(Cio Mag) – Les deux alertes sur la monnaie électronique que présente le Groupe d’action contre le blanchiment d’argent en Afrique centrale (Gabac) dans un rapport qu’il vient de publier parlent des “risques liés à l’identification de la clientèle”. Elle porte sur ” les nouveaux moyens de paiement face aux défis de la lutte anti-blanchiment et contre le financement du terrorisme dans la zone Cemac” et les “risques liés à l’authenticité des documents d’identification”. Deux préoccupations importantes que relève le Gabac sur les blanchiments d’argent à travers le Mobile Money.
Car, selon le Gabac, l’absence d’un dispositif efficace de vérification de l’authenticité des pièces d’identité par les opérateurs de téléphonie mobile constitue une forte limite à la prévention des risques de blanchiment d’argent et de financement du terrorisme. D’autant que, chez plusieurs opérateurs de téléphonie mobile, l’utilisation du Mobile Money est possible dès l’identification du client et non après vérification de l’authenticité de sa pièce d’identité. Dans ces structures, c’est assez souvent la copie de cette pièce qui est présentée et la vérification de l’authenticité du document d’identité d’origine est alors impossible à réaliser. D’où l’inquiétude du Gabac à propos des risques de blanchiment d’argent et de financement de terrorisme liées à la clientèle. « Ce risque peut se produire sous la forme d’un virement classique ayant une origine ou une destination criminelle (par exemple, le financement du terrorisme). Les opérations peuvent servir à transférer des fonds entre complices, ou à les transférer vers d’autres pays dont les juridictions ont des réglementations moins lourdes, où les fonds peuvent être utilisés pour financer d’autres activités criminelles », craint le Gabac.
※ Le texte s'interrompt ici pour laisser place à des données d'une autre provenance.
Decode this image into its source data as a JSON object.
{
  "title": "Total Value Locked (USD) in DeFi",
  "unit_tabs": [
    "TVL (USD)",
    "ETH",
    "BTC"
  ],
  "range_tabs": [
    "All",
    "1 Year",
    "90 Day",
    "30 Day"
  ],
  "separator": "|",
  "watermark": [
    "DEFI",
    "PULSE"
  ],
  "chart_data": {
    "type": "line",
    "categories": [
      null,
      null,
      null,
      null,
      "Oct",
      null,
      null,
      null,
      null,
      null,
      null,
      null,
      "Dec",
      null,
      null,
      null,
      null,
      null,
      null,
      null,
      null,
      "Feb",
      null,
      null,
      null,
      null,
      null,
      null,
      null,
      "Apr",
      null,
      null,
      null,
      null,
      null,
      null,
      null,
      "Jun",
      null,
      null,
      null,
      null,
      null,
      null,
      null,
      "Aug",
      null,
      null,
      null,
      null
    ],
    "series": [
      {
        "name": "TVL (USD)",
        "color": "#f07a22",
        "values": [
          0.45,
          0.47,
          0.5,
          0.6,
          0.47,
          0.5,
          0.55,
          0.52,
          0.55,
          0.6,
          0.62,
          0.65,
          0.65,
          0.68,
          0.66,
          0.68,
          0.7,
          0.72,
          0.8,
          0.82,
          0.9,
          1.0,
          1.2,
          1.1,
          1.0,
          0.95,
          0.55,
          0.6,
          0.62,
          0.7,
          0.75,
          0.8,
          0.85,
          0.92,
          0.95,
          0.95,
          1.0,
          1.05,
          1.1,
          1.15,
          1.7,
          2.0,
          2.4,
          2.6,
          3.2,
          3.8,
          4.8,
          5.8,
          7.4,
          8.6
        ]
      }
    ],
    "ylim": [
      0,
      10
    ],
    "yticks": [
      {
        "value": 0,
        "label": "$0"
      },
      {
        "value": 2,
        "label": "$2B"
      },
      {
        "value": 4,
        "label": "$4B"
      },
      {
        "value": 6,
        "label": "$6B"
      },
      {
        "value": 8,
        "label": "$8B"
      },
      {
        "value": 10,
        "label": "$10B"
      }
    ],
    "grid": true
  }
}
En ce qui concerne la seconde alerte sur les ” risques afférents à la réalisation des opérations”, le Gabac identifie ici ceux liés aux commerçants. Et pour cause, ces personnes peuvent recevoir des montants substantiels de paiement et les faire apparaître comme le produit légitime de leur activité (cela pouvant comprendre l’intégration de fonds). « Les commerçants peuvent être des criminels eux-mêmes, escroquant leur clientèle, ou servant de façade pour le blanchiment du produit des activités de leurs complices, se faisant passer eux-mêmes pour des clients », indique le rapport du Gabac.
En outre poursuit le Gabac, il y a des risques liés aux agents, intermédiaires et partenaires de détail. Ils se situent à un emplacement stratégique dans le cycle de paiement des services d’argent mobile: le chargement de sommes en espèces, le point de rachat ou retrait, et également la vente des appareils téléphoniques susceptibles d’être utilisés pour les opérations. Ces personnes ont donc la possibilité de falsifier leurs registres, d’ignorer des soupçons qui devraient être signalés, ou simplement de constituer un point de faiblesse en n’exerçant pas leur fonction avec toute la vigilance nécessaire.
Toujours selon le rapport du Gabac, il y a également des défis liés aux paiements transfrontaliers. Ce mécanisme qui peut servir à déplacer des fonds d’origine criminelle de leur juridiction vers une autre juridiction dans laquelle ils peuvent servir à d’autres activités criminelles. « Les mouvements de fonds transfrontaliers rendent les recherches des autorités plus difficiles et permettent de camoufler l’objet du transfert. Ils constituent par conséquent une source supplémentaire de risque », note le Gabac.
Enfin, il y a les risques de blanchiment d’argent et de financement du terrorisme via les transferts internationaux. Car relève le Gabac, l’évolution des activités des opérateurs de la téléphonie mobile vers l’émission de la monnaie électronique au travers des cartes de paiement type “Visa”, pour régler des transactions et pour retirer des espèces dans les guichets automatiques des banques, pourrait ouvrir la porte aux transferts internationaux à des fins de blanchiment d’argent et de financement du terrorisme.
Les pays de la sous-région Afrique centrale à travers le Gabac s’engagent fermement à lutter contre le terrorisme et à contrôler les transferts d’argent par le Mobile Money, susceptible d’être des moyens de financement des activités des terroristes.